Bankman-Fried To Appear In Bahamas Court; U.S. To Unveil Charges
FTX founder Sam Bankman-Fried was expected to appear before a magistrate in the Bahamas on Tuesday as U.S. authorities prepared to unveil criminal and civil charges against the former CEO of the bankrupt cryptocurrency exchange.
The hearing in the Bahamas a day after his arrest there would be Bankman-Fried's first in-person public appearance since the stunning collapse of FTX, which filed for bankruptcy in November after struggling to raise money as traders rushed to withdraw $6 billion from the platform in just 72 hours.
Police in the Bahamas, where FTX was based, said the 30-year-old was arrested after 6 p.m. on Monday (2300 GMT) at his luxury gated community called the Albany in the capital, Nassau.
Damian Williams, the U.S. Attorney for the Southern District of New York, said in a statement on Monday evening the arrest came at the request of the U.S. government, and an indictment against Bankman-Fried would be unsealed on Tuesday.
A lawyer for Bankman-Fried did not respond to requests for comment.
The Bahamas' attorney general's office said it expects him to be extradited to the United States.
It was not immediately clear what would take place at the hearing or whether Bankman-Fried would decide to fight extradition, potentially setting up a high-stakes battle.
Police in the Bahamas said in a statement he was arrested due to "various Financial Offences against laws of the United States, which are also offences" in the Bahamas.
The U.S. charges include wire fraud, wire fraud conspiracy, securities fraud, securities fraud conspiracy, and money laundering, the New York Times reported on Monday, citing a person familiar with the matter.
Bankman-Fried has apologized to customers and acknowledged oversight failings at FTX, but said he doesn't personally think he has any criminal liability.
The charges are expected to come just hours before Bankman-Fried was previously scheduled to testify before Congress about the collapse of the exchange.
He said he was pressured into nominating John Ray as the new chief executive by the lawyers advising his firm at the time, according to a draft of his prepared remarks seen by Reuters.
Bankman-Fried founded FTX in 2019 and rode a cryptocurrency boom to build it into one of the world's largest exchanges of the digital tokens. Forbes pegged his net worth a year ago at $26.5 billion, and he became a substantial funder of U.S. political campaigns, media outlets and other causes.

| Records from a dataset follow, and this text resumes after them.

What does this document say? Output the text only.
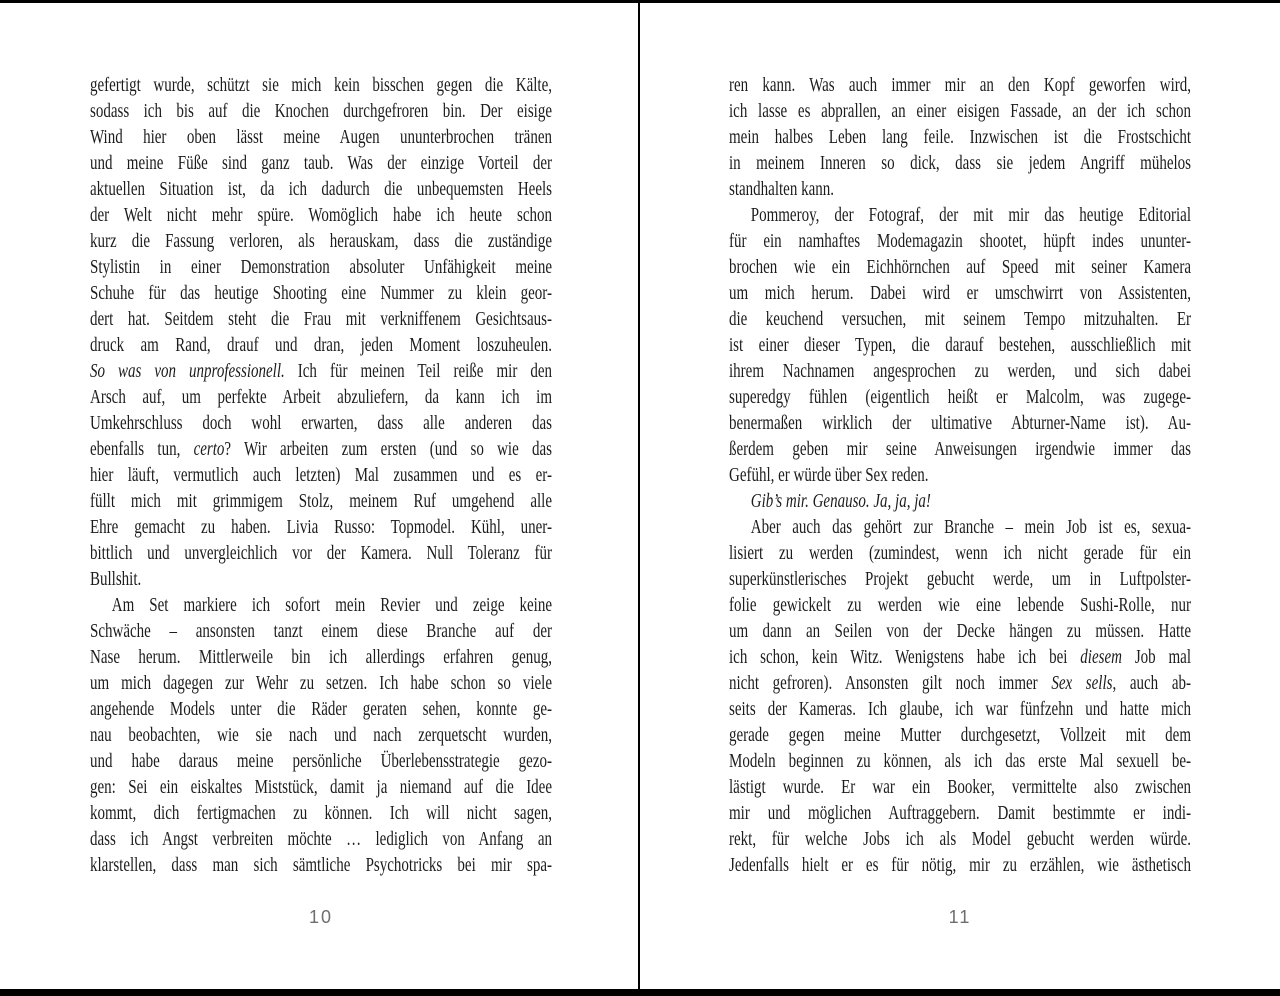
gefertigt wurde, schützt sie mich kein bisschen gegen die Kälte,
sodass ich bis auf die Knochen durchgefroren bin. Der eisige
Wind hier oben lässt meine Augen ununterbrochen tränen
und meine Füße sind ganz taub. Was der einzige Vorteil der
aktuellen Situation ist, da ich dadurch die unbequemsten Heels
der Welt nicht mehr spüre. Womöglich habe ich heute schon
kurz die Fassung verloren, als herauskam, dass die zuständige
Stylistin in einer Demonstration absoluter Unfähigkeit meine
Schuhe für das heutige Shooting eine Nummer zu klein geor-
dert hat. Seitdem steht die Frau mit verkniffenem Gesichtsaus-
druck am Rand, drauf und dran, jeden Moment loszuheulen.
So was von unprofessionell. Ich für meinen Teil reiße mir den
Arsch auf, um perfekte Arbeit abzuliefern, da kann ich im
Umkehrschluss doch wohl erwarten, dass alle anderen das
ebenfalls tun, certo? Wir arbeiten zum ersten (und so wie das
hier läuft, vermutlich auch letzten) Mal zusammen und es er-
füllt mich mit grimmigem Stolz, meinem Ruf umgehend alle
Ehre gemacht zu haben. Livia Russo: Topmodel. Kühl, uner-
bittlich und unvergleichlich vor der Kamera. Null Toleranz für
Bullshit.
Am Set markiere ich sofort mein Revier und zeige keine
Schwäche – ansonsten tanzt einem diese Branche auf der
Nase herum. Mittlerweile bin ich allerdings erfahren genug,
um mich dagegen zur Wehr zu setzen. Ich habe schon so viele
angehende Models unter die Räder geraten sehen, konnte ge-
nau beobachten, wie sie nach und nach zerquetscht wurden,
und habe daraus meine persönliche Überlebensstrategie gezo-
gen: Sei ein eiskaltes Miststück, damit ja niemand auf die Idee
kommt, dich fertigmachen zu können. Ich will nicht sagen,
dass ich Angst verbreiten möchte … lediglich von Anfang an
klarstellen, dass man sich sämtliche Psychotricks bei mir spa-
10
ren kann. Was auch immer mir an den Kopf geworfen wird,
ich lasse es abprallen, an einer eisigen Fassade, an der ich schon
mein halbes Leben lang feile. Inzwischen ist die Frostschicht
in meinem Inneren so dick, dass sie jedem Angriff mühelos
standhalten kann.
Pommeroy, der Fotograf, der mit mir das heutige Editorial
für ein namhaftes Modemagazin shootet, hüpft indes ununter-
brochen wie ein Eichhörnchen auf Speed mit seiner Kamera
um mich herum. Dabei wird er umschwirrt von Assistenten,
die keuchend versuchen, mit seinem Tempo mitzuhalten. Er
ist einer dieser Typen, die darauf bestehen, ausschließlich mit
ihrem Nachnamen angesprochen zu werden, und sich dabei
superedgy fühlen (eigentlich heißt er Malcolm, was zugege-
benermaßen wirklich der ultimative Abturner-Name ist). Au-
ßerdem geben mir seine Anweisungen irgendwie immer das
Gefühl, er würde über Sex reden.
Gib’s mir. Genauso. Ja, ja, ja!
Aber auch das gehört zur Branche – mein Job ist es, sexua-
lisiert zu werden (zumindest, wenn ich nicht gerade für ein
superkünstlerisches Projekt gebucht werde, um in Luftpolster-
folie gewickelt zu werden wie eine lebende Sushi-Rolle, nur
um dann an Seilen von der Decke hängen zu müssen. Hatte
ich schon, kein Witz. Wenigstens habe ich bei diesem Job mal
nicht gefroren). Ansonsten gilt noch immer Sex sells, auch ab-
seits der Kameras. Ich glaube, ich war fünfzehn und hatte mich
gerade gegen meine Mutter durchgesetzt, Vollzeit mit dem
Modeln beginnen zu können, als ich das erste Mal sexuell be-
lästigt wurde. Er war ein Booker, vermittelte also zwischen
mir und möglichen Auftraggebern. Damit bestimmte er indi-
rekt, für welche Jobs ich als Model gebucht werden würde.
Jedenfalls hielt er es für nötig, mir zu erzählen, wie ästhetisch
11
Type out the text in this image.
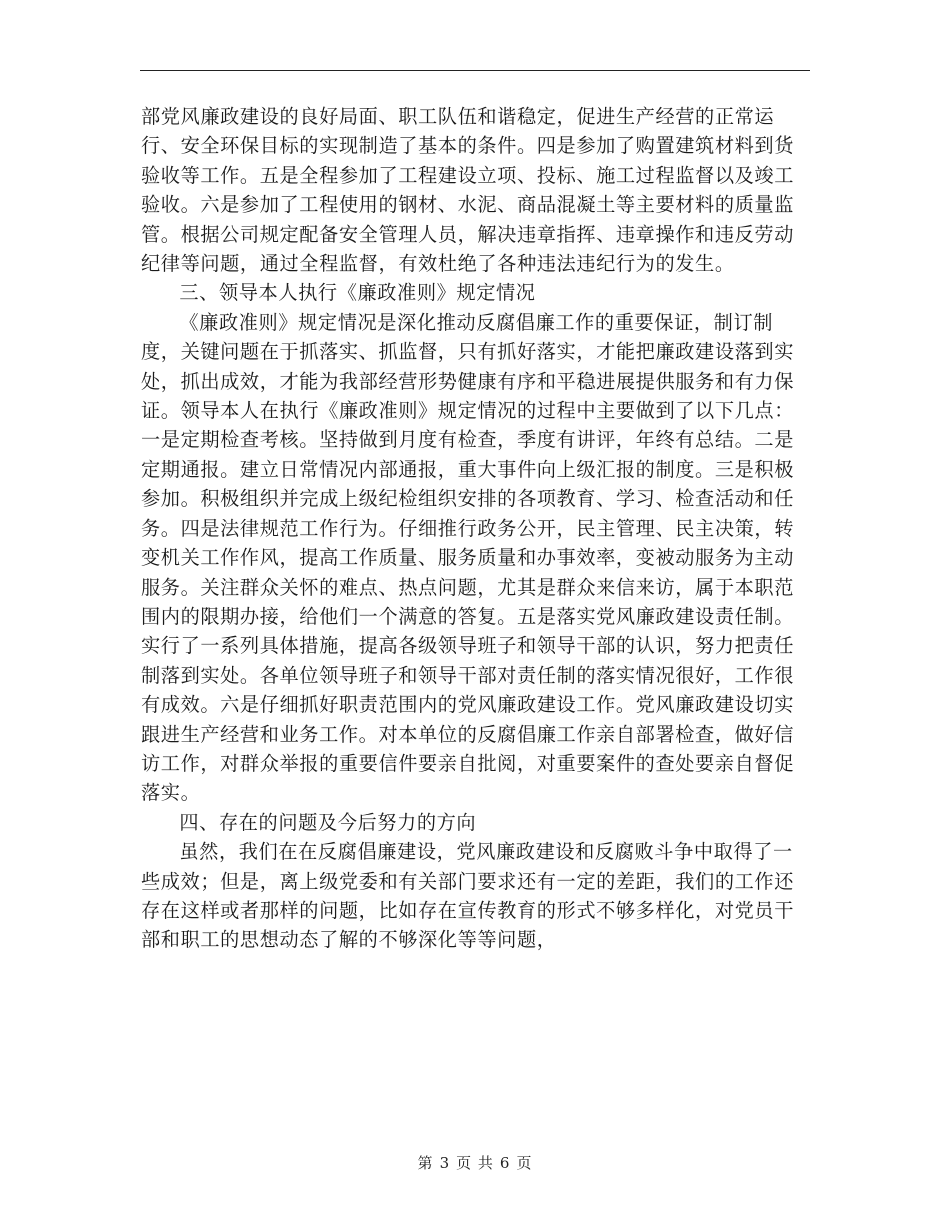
部党风廉政建设的良好局面、职工队伍和谐稳定，促进生产经营的正常运行、安全环保目标的实现制造了基本的条件。四是参加了购置建筑材料到货验收等工作。五是全程参加了工程建设立项、投标、施工过程监督以及竣工验收。六是参加了工程使用的钢材、水泥、商品混凝土等主要材料的质量监管。根据公司规定配备安全管理人员，解决违章指挥、违章操作和违反劳动纪律等问题，通过全程监督，有效杜绝了各种违法违纪行为的发生。

三、领导本人执行《廉政准则》规定情况

《廉政准则》规定情况是深化推动反腐倡廉工作的重要保证，制订制度，关键问题在于抓落实、抓监督，只有抓好落实，才能把廉政建设落到实处，抓出成效，才能为我部经营形势健康有序和平稳进展提供服务和有力保证。领导本人在执行《廉政准则》规定情况的过程中主要做到了以下几点：一是定期检查考核。坚持做到月度有检查，季度有讲评，年终有总结。二是定期通报。建立日常情况内部通报，重大事件向上级汇报的制度。三是积极参加。积极组织并完成上级纪检组织安排的各项教育、学习、检查活动和任务。四是法律规范工作行为。仔细推行政务公开，民主管理、民主决策，转变机关工作作风，提高工作质量、服务质量和办事效率，变被动服务为主动服务。关注群众关怀的难点、热点问题，尤其是群众来信来访，属于本职范围内的限期办接，给他们一个满意的答复。五是落实党风廉政建设责任制。实行了一系列具体措施，提高各级领导班子和领导干部的认识，努力把责任制落到实处。各单位领导班子和领导干部对责任制的落实情况很好，工作很有成效。六是仔细抓好职责范围内的党风廉政建设工作。党风廉政建设切实跟进生产经营和业务工作。对本单位的反腐倡廉工作亲自部署检查，做好信访工作，对群众举报的重要信件要亲自批阅，对重要案件的查处要亲自督促落实。

四、存在的问题及今后努力的方向

虽然，我们在在反腐倡廉建设，党风廉政建设和反腐败斗争中取得了一些成效；但是，离上级党委和有关部门要求还有一定的差距，我们的工作还存在这样或者那样的问题，比如存在宣传教育的形式不够多样化，对党员干部和职工的思想动态了解的不够深化等等问题，

第 3 页 共 6 页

FTX's liquidity crunch came after Bankman-Fried secretly used $10 billion in customer funds to his proprietary trading firm, Alameda Research, Reuters reported, citing two people familiar with the matter. At least $1 billion in customer funds had vanished, the people said.
Bankman-Fried resigned as FTX's chief executive officer the same day as the bankruptcy filing.
The U.S. Attorney's Office in Manhattan, led by veteran securities fraud prosecutor Williams, in mid-November began investigating how FTX handled customer funds, a source with knowledge of the probe told Reuters.
The U.S. Securities and Exchange Commission separately authorized charges against Bankman-Fried, which will also be filed publicly on Tuesday, SEC official Gurbir Grewal said in a statement.
Ray is expected to tell members of the U.S. House Financial Services Committee that the cryptocurrency exchange had "unacceptable management practices" including the commingling of assets and lack of internal controls, according to prepared remarks.